Foundations and family offices
- The newly-formed CREO Syndicate, resulting from a merger of the CREO Network and Cleantech Syndicate, plan to invest $2 billion in clean energy and the environment over the next five years.
- Confluence Philanthropy and the CREO Syndicate announced a new joint initiative called the Climate Solutions Collaborative, which will aim to educate 300+ member asset managers and increase their investments in climate solutions by at least 20 percent above 2014 levels by 2020.
Philanthropic investors
- PRIME Coalition will launch as a nonprofit focused on facilitating charitable investment in market-based solutions to climate change. PRIME aims to lower barriers to entry for philanthropic organizations by identifying the most promising clean energy interventions, then enlisting legal and financial support that make it easier to place capital.
Defining the ROI
While $4 billion is a big number, exactly what comes next for the Clean Energy Investment Initiative will vary group by group.
First and foremost, the public commitments — much like companies' internal sustainability goals — are non-binding and in many cases have vague "long-term" timelines.
In the meantime, fund managers have some major questions to answer when it comes measuring and realizing their return on investment.
"Can you really make money at this?" Pereira Gray said. "The horizons are exceptionally long."
Nigel Gormly, head of direct investment for the New Zealand Superannuation Fund, said part of that depends on how patient capital can be. Where larger sovereign wealth funds and pension funds are more risk averse and committed to generating faster returns, those that have time and money to spare could be getting in on the ground floor.
“The long term benefits that we believe might not be fully priced today — we’re able to weather the storms," Gormly said, adding that there's also the matter of the scope of investment required in capital-intensive R&D. "For a lot of organizations, a $100 million investment just isn’t going to be relevant.”
For Goldman Sachs, Park said that honing a narrower focus will likely present one path forward, since clean tech is a broad field spanning alternative fuels, energy efficiency analytics and actual power-generation systems, to name just a few categories.
"Not all clean technology is created equal," she said. "There’s very specific de-risking that must happen."

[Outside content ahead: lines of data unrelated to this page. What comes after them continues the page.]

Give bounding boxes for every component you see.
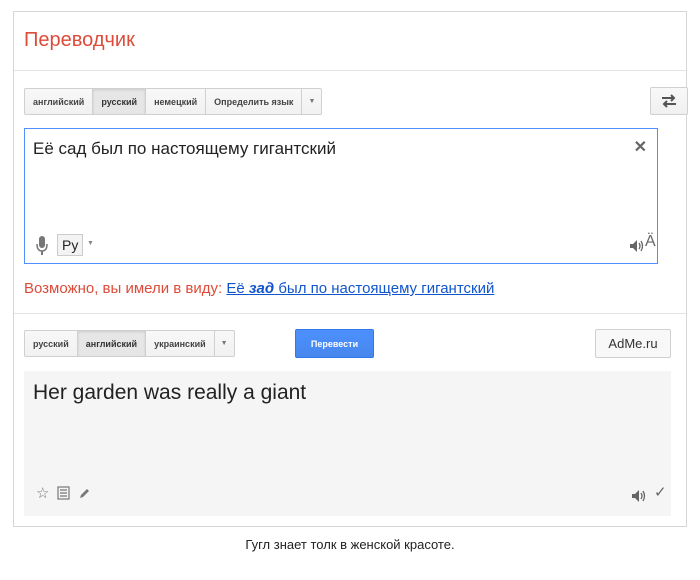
divider (14, 313, 686, 314)
chevron-down-icon: ▼ (308, 98, 316, 105)
translator-window: Переводчик английский русский немецкий О… (13, 11, 688, 527)
source-text[interactable]: Её сад был по настоящему гигантский (33, 139, 336, 159)
suggestion-link-bold: зад (248, 280, 275, 297)
translation-result: Her garden was really a giant ☆ ✓ (24, 371, 671, 516)
star-icon[interactable]: ☆ (36, 484, 49, 502)
source-language-bar: английский русский немецкий Определить я… (24, 88, 323, 115)
translate-button[interactable]: Перевести (295, 329, 374, 358)
source-lang-dropdown[interactable]: ▼ (302, 88, 323, 115)
speaker-icon[interactable] (631, 489, 647, 503)
checkmark-icon[interactable]: ✓ (654, 483, 667, 501)
page-title: Переводчик (24, 29, 135, 51)
result-toolbar: ☆ (36, 484, 91, 502)
suggestion-link[interactable]: Её зад был по настоящему гигантский (226, 280, 494, 297)
chevron-down-icon: ▼ (220, 340, 228, 347)
chevron-down-icon[interactable]: ▼ (87, 240, 94, 247)
swap-languages-button[interactable] (650, 87, 688, 115)
swap-icon (662, 94, 676, 108)
pencil-icon[interactable] (78, 487, 91, 500)
source-lang-russian[interactable]: русский (93, 88, 147, 115)
suggestion-link-start: Её (226, 280, 249, 297)
suggestion-link-end: был по настоящему гигантский (274, 280, 495, 297)
target-language-bar: русский английский украинский ▼ (24, 330, 235, 357)
speaker-icon[interactable] (629, 239, 645, 253)
target-lang-english[interactable]: английский (77, 330, 147, 357)
clear-text-icon[interactable]: ✕ (634, 137, 647, 157)
keyboard-icon[interactable]: Ä (645, 233, 656, 251)
source-lang-german[interactable]: немецкий (146, 88, 207, 115)
list-icon[interactable] (57, 486, 71, 500)
source-lang-detect[interactable]: Определить язык (206, 88, 303, 115)
target-lang-ukrainian[interactable]: украинский (146, 330, 215, 357)
target-lang-russian[interactable]: русский (24, 330, 78, 357)
suggestion-prefix: Возможно, вы имели в виду: (24, 280, 223, 297)
result-text: Her garden was really a giant (33, 381, 307, 404)
did-you-mean: Возможно, вы имели в виду: Её зад был по… (24, 280, 494, 297)
divider (14, 70, 686, 71)
target-lang-dropdown[interactable]: ▼ (214, 330, 235, 357)
image-caption: Гугл знает толк в женской красоте. (245, 537, 455, 552)
microphone-icon[interactable] (35, 235, 49, 257)
source-text-input[interactable]: Её сад был по настоящему гигантский ✕ Ру… (24, 128, 658, 264)
input-language-chip[interactable]: Ру (57, 234, 84, 256)
source-lang-english[interactable]: английский (24, 88, 94, 115)
adme-watermark: AdMe.ru (595, 329, 671, 358)
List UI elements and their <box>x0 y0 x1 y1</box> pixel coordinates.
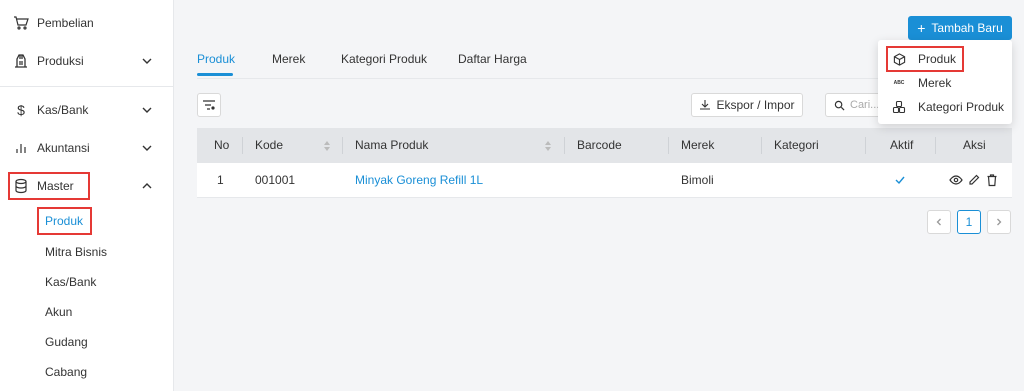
sidebar-item-pembelian[interactable]: Pembelian <box>0 8 174 38</box>
column-header-aksi: Aksi <box>963 138 986 152</box>
table-header: No Kode Nama Produk Barcode Merek Katego… <box>197 128 1012 163</box>
chevron-up-icon <box>142 183 152 189</box>
column-header-kode[interactable]: Kode <box>255 128 283 163</box>
tab-produk[interactable]: Produk <box>197 52 235 66</box>
highlight-box-master <box>8 172 90 200</box>
cell-no: 1 <box>217 173 224 187</box>
pagination-next-button[interactable] <box>987 210 1011 234</box>
column-separator <box>865 137 866 154</box>
sidebar-item-produksi[interactable]: Produksi <box>0 46 174 76</box>
tab-merek[interactable]: Merek <box>272 52 305 66</box>
highlight-box-dropdown-produk <box>886 46 964 72</box>
submenu-item-akun[interactable]: Akun <box>45 303 72 321</box>
dropdown-item-kategori-produk[interactable]: Kategori Produk <box>892 98 1004 116</box>
sidebar-item-label: Pembelian <box>37 16 94 30</box>
column-header-aktif: Aktif <box>890 138 914 152</box>
column-header-barcode: Barcode <box>577 138 622 152</box>
add-new-label: Tambah Baru <box>931 21 1003 35</box>
column-separator <box>242 137 243 154</box>
sidebar-item-label: Kas/Bank <box>37 103 89 117</box>
dropdown-item-label: Kategori Produk <box>918 100 1005 114</box>
column-header-no: No <box>214 138 230 152</box>
chevron-down-icon <box>142 58 152 64</box>
dropdown-item-label: Merek <box>918 76 952 90</box>
submenu-item-cabang[interactable]: Cabang <box>45 363 87 381</box>
filter-button[interactable] <box>197 93 221 117</box>
column-header-merek: Merek <box>681 138 715 152</box>
download-icon <box>699 99 711 111</box>
column-separator <box>342 137 343 154</box>
column-separator <box>564 137 565 154</box>
tab-kategori-produk[interactable]: Kategori Produk <box>341 52 427 66</box>
add-new-button[interactable]: + Tambah Baru <box>908 16 1012 40</box>
chevron-down-icon <box>142 107 152 113</box>
chevron-right-icon <box>997 218 1002 226</box>
sidebar-item-akuntansi[interactable]: Akuntansi <box>0 133 174 163</box>
table-row: 1 001001 Minyak Goreng Refill 1L Bimoli <box>197 163 1012 198</box>
boxes-icon <box>892 100 906 114</box>
export-import-button[interactable]: Ekspor / Impor <box>691 93 803 117</box>
column-separator <box>668 137 669 154</box>
chevron-left-icon <box>936 218 941 226</box>
delete-icon[interactable] <box>985 173 999 187</box>
pagination-page-1[interactable]: 1 <box>957 210 981 234</box>
view-icon[interactable] <box>949 173 963 187</box>
bar-chart-icon <box>12 139 30 157</box>
factory-icon <box>12 52 30 70</box>
sidebar: Pembelian Produksi $ Kas/Bank Akuntansi … <box>0 0 174 391</box>
sidebar-item-kas-bank[interactable]: $ Kas/Bank <box>0 95 174 125</box>
tab-daftar-harga[interactable]: Daftar Harga <box>458 52 527 66</box>
dollar-icon: $ <box>17 102 25 118</box>
cart-icon <box>12 14 30 32</box>
filter-icon <box>203 100 215 110</box>
column-separator <box>761 137 762 154</box>
cell-merek: Bimoli <box>681 173 714 187</box>
export-import-label: Ekspor / Impor <box>716 98 795 112</box>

While advanced biofuels must still contend with volatile commodity markets, for example, another active field like distributed solar faces very different challenges surrounding the credit requirements of prospective middle-income buyers. Goldman Sachs is particularly interested in investing in grid integration and energy storage technologies.
When it comes to challenges like misaligned incentives for clean energy or a lack of standardization, Park is helpful that "catalytic capital" provided by outside investors could help grow the market.
Biden also points to broader forces at work. Despite the vitriolic climate politics on Capitol Hill, for instance, progress is starting to be made on extreme weather resilience by moving toward adjusting old provisions that infrastructure couldn't be upgraded with federal relief dollars. The vice president also emphasized the "staggering" job opportunity and economic competitiveness promised by proactive investment in clean technologies.
To close, Biden urged investors to recruit others to the Clean Energy Investment Initiative and do more to exert their political influence with lawmakers to drive home the urgency of climate and clean energy issues.
"The reality is there’s a new reality," he said. "Our energy future is in cleaner, cheaper, renewable energy. You can start a virtuous cycle here."